I approved this message because I'll never forget those values, and if I have the honor of taking the oath of office as President, it will be with a deep and abiding faith in the country I love.
The interesting thing about this particular ad is that it emphasizes Senator Obama's upbringing in Kansas and the Midwestern values of his family -- illustrated by using photos of him with his white grandparents, relatives who have not been as prominently featured, for instance, as his wife and children.
It's healthy at this time in the campaign to remind people out there being bombarded with slime efforts to evoke images of an "Afro-Leninist," a Muslim terrorist, or a Black Radical Trojan Horse, when the real Barack Obama is part of a growing, vibrant mosaic in America. Not a post-racial America, but one with a population that is becoming harder to racially or ethnically categorize -- and thus harder to politically divide.
We cling to the human need to place people in identity cubbyholes for our own comfort and defense, and I think it's safe to say we've seen a lot of poisonous political strategy that preys on that, particularly regarding race this year. The images in the ad are satisfying because they are so self-correcting -- or perhaps a better word might be recalibrating -- by reminding us about the whole picture of Obama's heritage.
That picture is what others would rather ignore or play down because it doesn't fit their demonization playbook.
***
Obama also took time to recognize that today is Juneteenth, the day commemorating the actual end of slavery in this country (June 19, 1865).
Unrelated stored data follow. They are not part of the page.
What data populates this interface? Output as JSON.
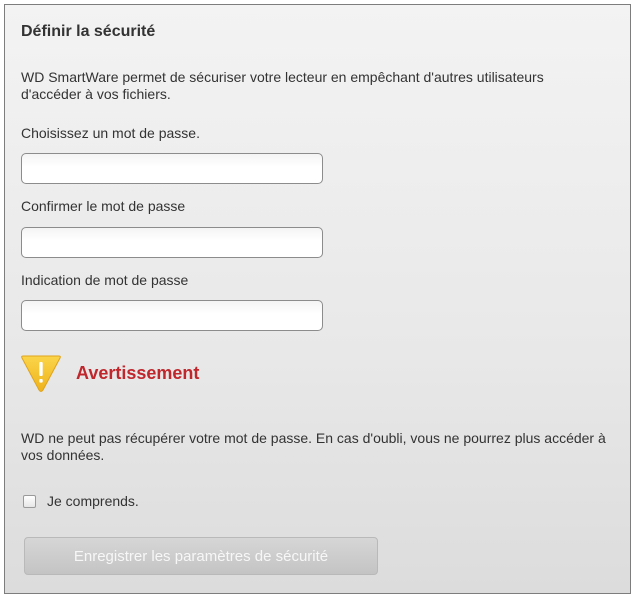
{
  "title": "Définir la sécurité",
  "description": "WD SmartWare permet de sécuriser votre lecteur en empêchant d'autres utilisateurs d'accéder à vos fichiers.",
  "password": {
    "label": "Choisissez un mot de passe.",
    "value": ""
  },
  "confirm": {
    "label": "Confirmer le mot de passe",
    "value": ""
  },
  "hint": {
    "label": "Indication de mot de passe",
    "value": ""
  },
  "warning": {
    "icon": "warning-icon",
    "title": "Avertissement",
    "text": "WD ne peut pas récupérer votre mot de passe. En cas d'oubli, vous ne pourrez plus accéder à vos données.",
    "color": "#c0272d",
    "icon_color": "#f5c531"
  },
  "acknowledge": {
    "label": "Je comprends.",
    "checked": false
  },
  "save_button": {
    "label": "Enregistrer les paramètres de sécurité",
    "enabled": false
  }
}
"On this day, one hundred and forty-three years ago, Union soldiers reached the final outposts of the Southwest with news that the Civil War had ended; that the words of Lincoln's proclamation would be made real; that the very ideals of liberty, justice, and equal citizenship under the law embedded in the Constitution were closer to being fully realized. On Juneteenth, hundreds of thousands of Americans were delivered from bondage as America finally reclaimed her dignity."We pause to remember Juneteenth because it is a poignant reminder that words on a parchment are not always enough; that we the people must always be willing to do our part to ensure that all citizens, regardless of race, gender, religion, ethnicity or sexual orientation are equal heirs to the boundless opportunity America has to offer.
"We pause to remember that our nation has made tremendous progress, but has many miles to go on the long march toward finally fulfilling the ideals of this country. When too many Americans go without affordable healthcare or a quality education; when neighborhoods unravel due to a housing market in crisis; when special interests hold their thumbs on the scale of opportunity; we have more work to do.
"Juneteenth is a day for celebration of freedom and family, but also a day that calls us all to rededicate ourselves to the convictions at the heart of our American experiment. It reminds us that with the work of each successive generation, we come closer to the realization of that more perfect union."